Los últimos clientes se habían ido. Enya cerró la puerta y apagó el neón de la parte delantera. Limpió la sala, se aseguró de que las sillas estaban colocadas correctamente en las mesas y volvió a la oficina.
Verificó una última vez que todo estaba en orden, y tras el mostrador repasó y vació la caja tal y como Yvonne le había pedido; separó las propinas de la recaudación y metió los billetes en un sobre. Lo escondería bajo su colchón y se lo daría a Yvonne cuando volviera. Quiso volver a cerrar la caja registradora, pero estaba bloqueada; metió la mano y notó algo que estorbaba al fondo. Era una cartera muy vieja de cuero. Picada por la curiosidad, Enya la abrió y halló una hoja de papel amarillento que desdobló.
7 de agosto de 1943
Hija mía, mi tierno amor:
Esta es la última carta que te escribo. Dentro de una hora me van a fusilar. Me iré con la cabeza alta, orgulloso de no haber hablado. No te inquietes por esta gran desgracia que nos toca vivir; yo sólo moriré una vez, pero los cerdos que me van a disparar morirán siempre que la historia los mencione. Te dejo como herencia un apellido del que estar orgullosa.
Quería alcanzar Inglaterra, y voy a desangrarme en el patio de una prisión de Francia; pero tanto por ti, como por ella, vuestra libertad bien vale mi vida. He luchado por una humanidad mejor y confío plenamente en que cumplirás los sueños que yo no pude realizar.
Nunca renuncies a lo que empieces, la libertad de los hombres tiene este precio.
Mi pequeña Yvonne, pienso en el día en que te llevé a la gran noria de Ternes. Estabas muy guapa con tu vestido de flores. Señalabas con el dedo los tejados de París. Recuerdo la promesa que hiciste. Además, antes de que me arrestaran, escondí para ti en una consigna un poco de dinero que conseguí ahorrar; te ayudará. Ahora sé que los sueños no tienen precio, pero tal vez te sirva para realizar el tuyo, cuando yo ya no esté. Dejo la llave en esta cartera. Tu madre sabrá guiarte donde sea necesario.

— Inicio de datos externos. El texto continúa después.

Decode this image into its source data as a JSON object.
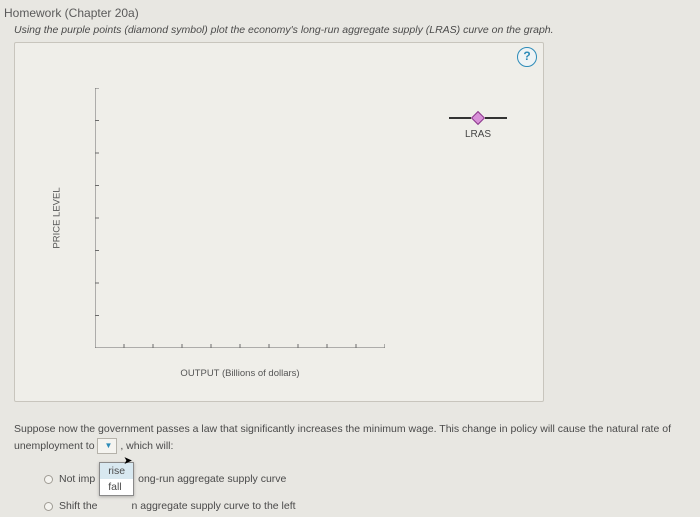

Oigo los pasos que se acercan. No tengo miedo por mí, sólo por ti.
Ya ves, oigo la llave girar en la cerradura de mi celda y sonrío pensando en ti, hija mía. Abajo en el patio, atado al palo, diré tu nombre.
Aunque muera, nunca te abandonaré. En mi eternidad, serás mi razón de ser.
Cumple tus sueños, eres mi gloria y mi orgullo.
Tu papá que te quiere
Confusa, Enya volvió a doblar la carta y la volvió a poner en su lugar en la cartera, cerró la caja registradora y apagó las luces de la sala. Cuando subió la escalera, le pareció que detrás de ella, los peldaños de madera crujían bajo los pasos de un padre que nunca había llegado a abandonar a su hija.